On housing and affordability, government efforts announced late last year aim to ease strain, but higher mortgage rates and a limited housing supply across many regions continue to put homeownership out of reach for families without incomes well above the median.
Monetary policy outlook
The administration has nominated former Federal Reserve Governor Kevin Warsh to replace Jerome Powell as Fed chair in May. Financial markets are pricing in the expectation that inflation will have moderated by the time of the leadership change and that Warsh could preside over interest-rate reductions starting in June. Those rate cuts are also seen as contingent on further softening in labor market conditions.
Bottom line
The first year-plus of the administration’s second term has produced a mixed set of economic outcomes. Tax cuts and a surge in AI investment have supported unexpectedly strong growth, while tariffs and regulatory changes have reshaped trade flows and industrial incentives. Yet legal reversals on trade policy, the failure of rising manufacturing output to generate jobs, tepid job creation overall and persistent affordability and inflation pressures underline the unevenness of the economic picture.
Key points
- GDP growth exceeded expectations, driven by One Big Beautiful Bill tax cuts, strong consumer spending and significant investment in AI.

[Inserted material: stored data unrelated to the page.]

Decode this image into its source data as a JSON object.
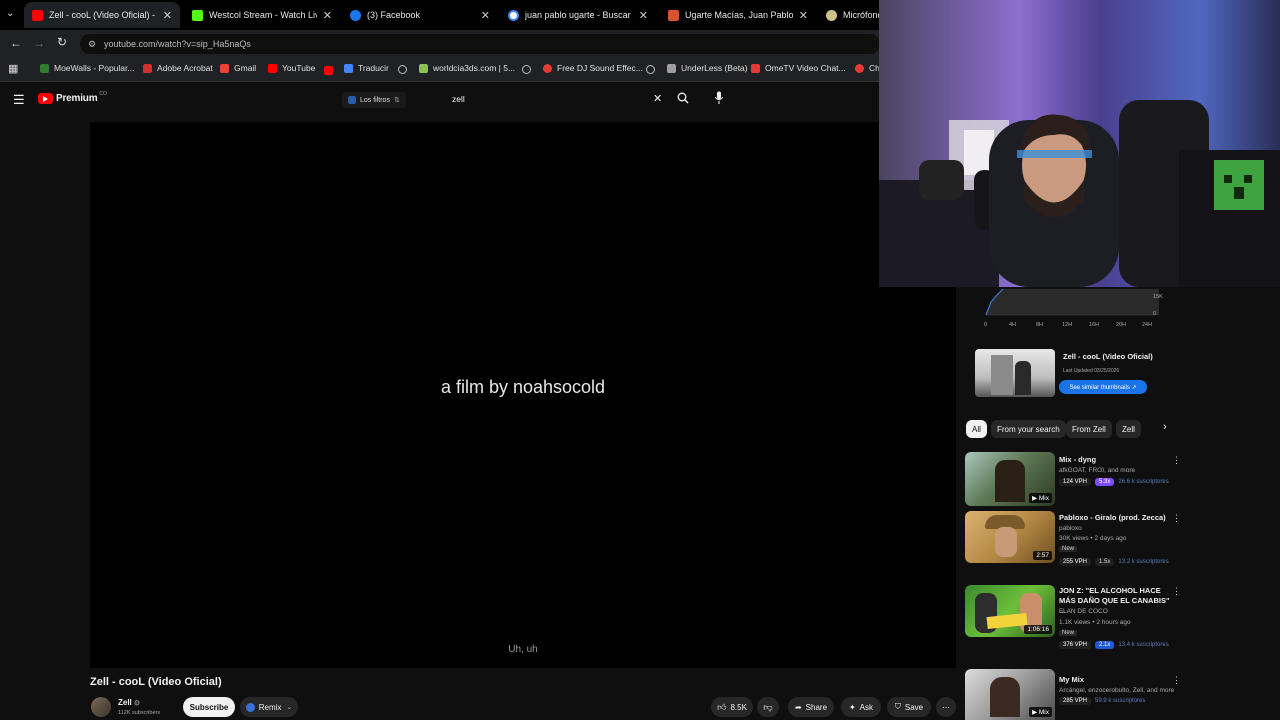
{
  "browser": {
    "tabs": [
      {
        "title": "Zell - cooL (Video Oficial) - You",
        "active": true,
        "color": "#ff0000"
      },
      {
        "title": "Westcol Stream - Watch Live on",
        "active": false,
        "color": "#53fc18"
      },
      {
        "title": "(3) Facebook",
        "active": false,
        "color": "#1877f2"
      },
      {
        "title": "juan pablo ugarte - Buscar con",
        "active": false,
        "color": "#4285f4"
      },
      {
        "title": "Ugarte Macías, Juan Pablo",
        "active": false,
        "color": "#d9542c"
      },
      {
        "title": "Micrófono",
        "active": false,
        "color": "#c9c38a"
      }
    ],
    "url": "youtube.com/watch?v=sip_Ha5naQs",
    "bookmarks": [
      {
        "label": "MoeWalls - Popular...",
        "color": "#2e7d32"
      },
      {
        "label": "Adobe Acrobat",
        "color": "#d32f2f"
      },
      {
        "label": "Gmail",
        "color": "#ea4335"
      },
      {
        "label": "YouTube",
        "color": "#ff0000"
      },
      {
        "label": "Traducir",
        "color": "#4285f4"
      },
      {
        "label": "worldcia3ds.com | 5...",
        "color": "#8bc34a"
      },
      {
        "label": "Free DJ Sound Effec...",
        "color": "#e53935"
      },
      {
        "label": "UnderLess (Beta)",
        "color": "#9e9e9e"
      },
      {
        "label": "OmeTV Video Chat...",
        "color": "#e53935"
      },
      {
        "label": "Ch",
        "color": "#e53935"
      }
    ]
  },
  "youtube": {
    "logo": "Premium",
    "logo_sup": "CO",
    "filters_label": "Los filtros",
    "search_value": "zell",
    "film_text": "a film by noahsocold",
    "subtitle": "Uh, uh",
    "video_title": "Zell - cooL (Video Oficial)",
    "channel": "Zell",
    "subscribers": "112K subscribers",
    "subscribe": "Subscribe",
    "remix": "Remix",
    "likes": "8.5K",
    "share": "Share",
    "ask": "Ask",
    "save": "Save"
  },
  "sidebar": {
    "graph": {
      "y_labels": [
        "15K",
        "0"
      ],
      "x_labels": [
        "0",
        "4H",
        "8H",
        "12H",
        "16H",
        "20H",
        "24H"
      ]
    },
    "card": {
      "title": "Zell - cooL (Video Oficial)",
      "updated": "Last Updated 03/25/2026",
      "button": "See similar thumbnails ↗"
    },
    "chips": [
      "All",
      "From your search",
      "From Zell",
      "Zell"
    ],
    "recs": [
      {
        "title": "Mix - dyng",
        "meta1": "afkGOAT, FROI, and more",
        "meta2": "",
        "badge": "",
        "overlay": "Mix",
        "vph": "124 VPH",
        "mult": "5.3x",
        "subs": "26.6 k suscriptores"
      },
      {
        "title": "Pabloxo - Giralo (prod. Zecca)",
        "meta1": "pabloxo",
        "meta2": "30K views • 2 days ago",
        "badge": "New",
        "overlay": "2:57",
        "vph": "255 VPH",
        "mult": "1.5x",
        "subs": "13.2 k suscriptores"
      },
      {
        "title": "JON Z: \"EL ALCOHOL HACE MÁS DAÑO QUE EL CANABIS\" ...",
        "meta1": "FLAN DE COCO",
        "meta2": "1.1K views • 2 hours ago",
        "badge": "New",
        "overlay": "1:06:16",
        "vph": "376 VPH",
        "mult": "2.1x",
        "subs": "13.4 k suscriptores"
      },
      {
        "title": "My Mix",
        "meta1": "Arcángel, enzocerobulto, Zell, and more",
        "meta2": "",
        "badge": "",
        "overlay": "Mix",
        "vph": "285 VPH",
        "mult": "",
        "subs": "59.9 k suscriptores"
      }
    ]
  },
  "colors": {
    "yt_red": "#ff0000",
    "accent_blue": "#3ea6ff",
    "vph_green": "#2ecc71",
    "mult_purple": "#7c4dff",
    "webcam_purple": "#7b5bb8"
  }
}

- Tariff policy has been disrupted by a Supreme Court ruling, but the administration has imposed new 15% tariffs to preserve import levy revenue.
- Manufacturing output has risen even as factory employment has declined; unemployment edged up to 4.3% in January and overall job gains slowed last year.
Risks and uncertainties
- The legal overturning of emergency tariffs introduces uncertainty for trade policy and sectors dependent on import protection, including domestic manufacturing and logistics.
- Inflationary pressures remain, with the Fed’s preferred gauge trending up late in the year and tariff effects expected to persist for several months, affecting consumer-facing sectors and housing affordability.
- The slowdown in job creation, linked in part to immigration policy, creates downside risk for consumer spending and sectors that rely on labor availability, such as construction and services.